Hawkins departed the room, and as he did he ran into Marker. "Her's got a good temper on her, eh, Marker. You must have been given the back of her tongue many times, her growing up in this house."

"Her Grace is generous of heart, and sweet-natured most of the time," Marker replied stiffly. He thought the valet presumptuous to say the least. "If she has chastised you then it is because you deserved it. I understand the duke has returned home with a chill. Obviously he was not warmly enough dressed by you this morning. You had best watch your place, Hawkins. There are those who would be eager to serve His Grace if you cannot."

"Tough old bird, ain't he?" Hawkins heard behind him, and turned about to see Honor standing there.

"I've had two dressings-down in a very short time," Hawkins said sourly. "For a lass with no background so to speak, your mistress is a proper Tartar, Honor."

"You watch your mouth, Hawkins," Honor said, suddenly angry. "I'll hear naught against my lady. You didn't do your duty."

"He don't like flannel drawers," Hawkins said stubbornly, "and I can't make him wear a hat if he don't want to. I'm his valet, not his ma."

"You have your orders from Her Grace," Honor warned him. "The duke will obey if you tell him she says it. He loves her something fierce."

"I'd like to love you," Hawkins said slyly to Honor.

"When you do your duty better," Honor said, "we'll see if I let you walk out with me."

"Didn't say nothing about walking out," Hawkins replied.

"Then you'll not be loving me. I'm a proper girl, Hawkins, and best you understand that right now," Honor answered him. Then with a flounce of her skirts she was off.


***

In the little drawing room Allegra wrote her note to Caroline and Eunice. She dispatched it with a footman, and returned upstairs to where her husband lay. Supper was brought. Cook had followed the duchess's instructions. There was a thick, rich soup which Allegra fed to her husband, sitting on the side of the bed as she spooned it into his mouth. Then she coaxed him to eat a bit of capon with some bread and butter. And finally the cook had provided a silken egg custard that the duke very much enjoyed. And when her husband had been fed, Allegra sat down at a small table and ate her own supper as Quinton watched, slowly sipping a glass of ruby port as he did so.

A footman came, and cleared the dishes away.
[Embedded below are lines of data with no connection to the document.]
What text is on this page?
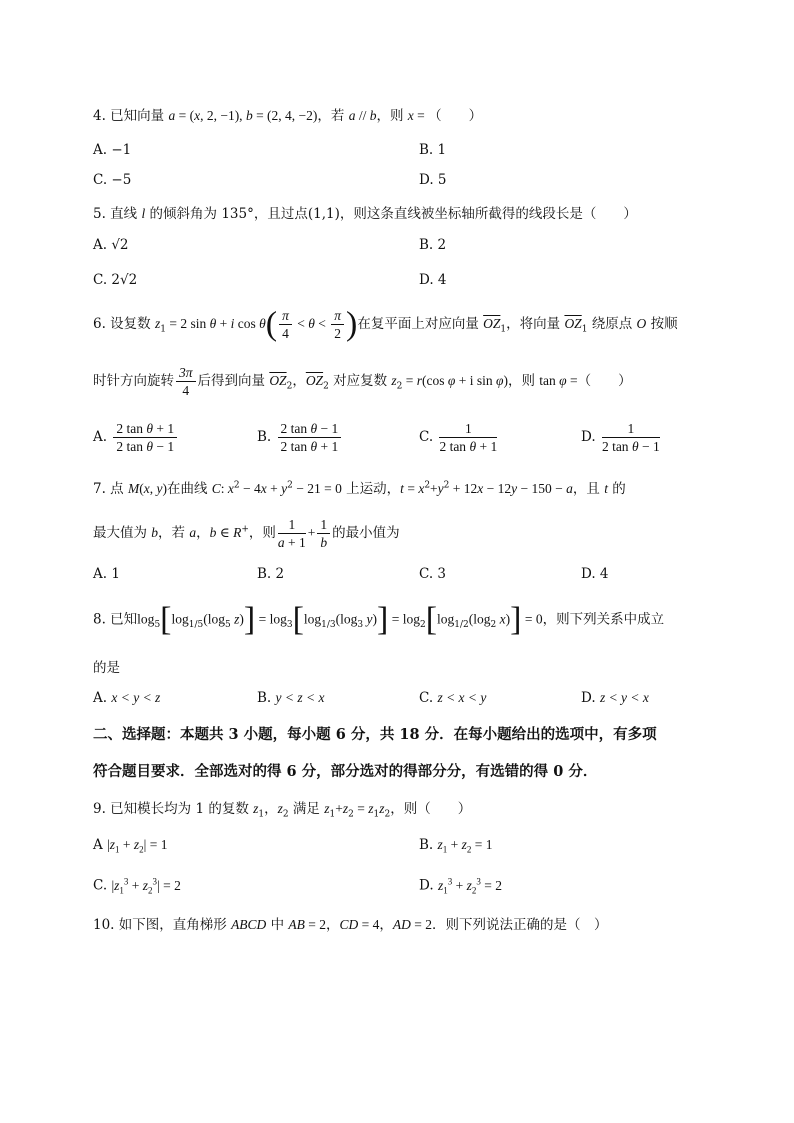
4. 已知向量 a = (x, 2, −1), b = (2, 4, −2)，若 a // b，则 x = （　　）
A. −1	B. 1
C. −5	D. 5
5. 直线 l 的倾斜角为 135°，且过点(1,1)，则这条直线被坐标轴所截得的线段长是（　　）
A. √2	B. 2
C. 2√2	D. 4
6. 设复数 $z_1 = 2$ sin θ + i $\cos \theta( \frac{\pi}{4} < \theta < \frac{\pi}{2}$ )在复平面上对应向量 $\overline{OZ}_1$，将向量 $\overline{OZ}_1$ 绕原点 O 按顺
时针方向旋转 $\frac{3\pi}{4}$ 后得到向量 $\overline{OZ}_2$，$\overline{OZ}_2$ 对应复数 $z_2 = r(\cos$ φ + i sin φ)，则 tan φ =（　　）
A. $\frac{\text{2 tan θ + 1}}{\text{2 tan θ − 1}}$	B. $\frac{\text{2 tan θ − 1}}{\text{2 tan θ + 1}}$	C. $\frac{1}{\text{2 tan θ + 1}}$	D. $\frac{1}{\text{2 tan θ − 1}}$
7. 点 M(x, y)在曲线 C: $x^2 - 4x + y^2 - 21 = 0$ 上运动，$t = x^2+y^2 + 12x - 12y - 150 - a$，且 t 的
最大值为 b，若 a，b ∈ R+，则 $\frac{1}{a + 1} + \frac{1}{b}$ 的最小值为
A. 1	B. 2	C. 3	D. 4
8. 已知$\log_5[\log_{1/5}(\log_5$ $z)] = \log_3[\log_{1/3}(\log_3$ $y)] = \log_2[\log_{1/2}(\log_2$ x)] = 0，则下列关系中成立
的是
A. x < y < z	B. y < z < x	C. z < x < y	D. z < y < x
二、选择题：本题共 3 小题，每小题 6 分，共 18 分．在每小题给出的选项中，有多项
符合题目要求．全部选对的得 6 分，部分选对的得部分分，有选错的得 0 分．
9. 已知模长均为 1 的复数 $z_1$，$z_2$ 满足 $z_1+z_2 = z_1z_2$，则（　　）
A $|z_1 + z_2| = 1$	B. $z_1 + z_2 = 1$
C. $|z_1^3 + z_2^3| = 2$	D. $z_1^3 + z_2^3 = 2$
10. 如下图，直角梯形 ABCD 中 AB = 2，CD = 4，AD = 2．则下列说法正确的是（　）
Then Honor helped her mistress to prepare for her bed. When she was washed and in her nightgown and cap, Allegra dismissed her maidservant for the night. Wrapping a lacy shawl about herself she sat down by the fire.

"Come to bed," the duke said softly.

"Shortly," she replied.

"Why do you sit by the fire?" he asked her.

"So I may have the privacy to say my prayers," Allegra responded. "I pray each morning and each evening, Quinton."

"Who taught you to do that?" he wondered aloud. "You had no mother."

"Papa taught me. He said that one day I would have children of my own, and it would be my duty to teach them to pray to our creator. Didn't your mama teach you and George to pray before she died?"

"I think I remember her with me, but George was too young," he replied.

For several minutes the room was silent but for the crackle of the fire. Finally Allegra arose, and snuffing out all the candles in her bedchamber climbed into bed next to her husband. "There," she told him, snuggling into his arms.